Lex Gill, BA 13, GrDip 14

Before earning her law degree at McGill University in May 2016, Gill worked for the Canadian Civil Liberties Association on various projects. Now in a full-time role, she’ll be focusing on emerging issues related to national security law.

She is also a research fellow at the University of Toronto’s Citizen Lab, working primarily on encryption, lawful access and signals intelligence.

“Clerks at the Supreme Court work on a full range of legal issues — anything from administrative law to constitutional cases, contract disputes to criminal trials, tax law to aboriginal rights. I’m fascinated by them all — one of the reasons I fell in love with technology law is precisely because it’s so interdisciplinary,” says Gill, who will be clerking for Justice Richard Wagner.
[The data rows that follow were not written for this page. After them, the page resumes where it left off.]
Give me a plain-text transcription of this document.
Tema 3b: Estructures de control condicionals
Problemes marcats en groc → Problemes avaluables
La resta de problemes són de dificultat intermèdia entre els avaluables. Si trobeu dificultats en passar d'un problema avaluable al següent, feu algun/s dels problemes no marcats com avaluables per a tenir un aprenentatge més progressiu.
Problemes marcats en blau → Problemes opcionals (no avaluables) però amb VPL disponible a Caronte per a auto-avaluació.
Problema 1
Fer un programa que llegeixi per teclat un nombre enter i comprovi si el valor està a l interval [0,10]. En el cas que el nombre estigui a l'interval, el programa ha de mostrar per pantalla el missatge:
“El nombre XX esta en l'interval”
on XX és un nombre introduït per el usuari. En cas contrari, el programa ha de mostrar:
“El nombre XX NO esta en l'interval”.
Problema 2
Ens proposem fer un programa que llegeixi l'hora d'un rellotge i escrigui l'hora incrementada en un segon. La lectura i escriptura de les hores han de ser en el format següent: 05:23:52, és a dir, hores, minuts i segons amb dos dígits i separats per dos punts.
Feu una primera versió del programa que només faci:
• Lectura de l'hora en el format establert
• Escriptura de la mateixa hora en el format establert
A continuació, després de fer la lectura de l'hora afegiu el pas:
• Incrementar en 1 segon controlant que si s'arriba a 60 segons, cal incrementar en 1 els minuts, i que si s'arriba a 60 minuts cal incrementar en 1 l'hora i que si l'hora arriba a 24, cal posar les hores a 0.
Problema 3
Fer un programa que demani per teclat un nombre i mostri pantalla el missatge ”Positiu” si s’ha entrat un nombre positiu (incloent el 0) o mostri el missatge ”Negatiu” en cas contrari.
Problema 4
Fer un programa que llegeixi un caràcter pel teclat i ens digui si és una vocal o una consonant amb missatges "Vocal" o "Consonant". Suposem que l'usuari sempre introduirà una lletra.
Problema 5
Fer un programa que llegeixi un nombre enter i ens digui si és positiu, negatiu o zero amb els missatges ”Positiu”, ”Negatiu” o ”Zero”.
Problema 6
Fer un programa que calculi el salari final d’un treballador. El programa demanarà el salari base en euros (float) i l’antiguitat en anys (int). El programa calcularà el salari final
“During my time at the Concordia I was very lucky to work alongside some very bright lawyers,” says Gill, who was president of the Concordia Student Union in 2011-12 and sat on the university’s Board of Governors and Senate.

“I learned a lot from these people, and it made me realize that being a lawyer didn’t have to mean working in a 50-floor tower and wearing an expensive suit.”

Gill will also be preparing for the Quebec bar exam before the Supreme Court of Canada clerkship starts.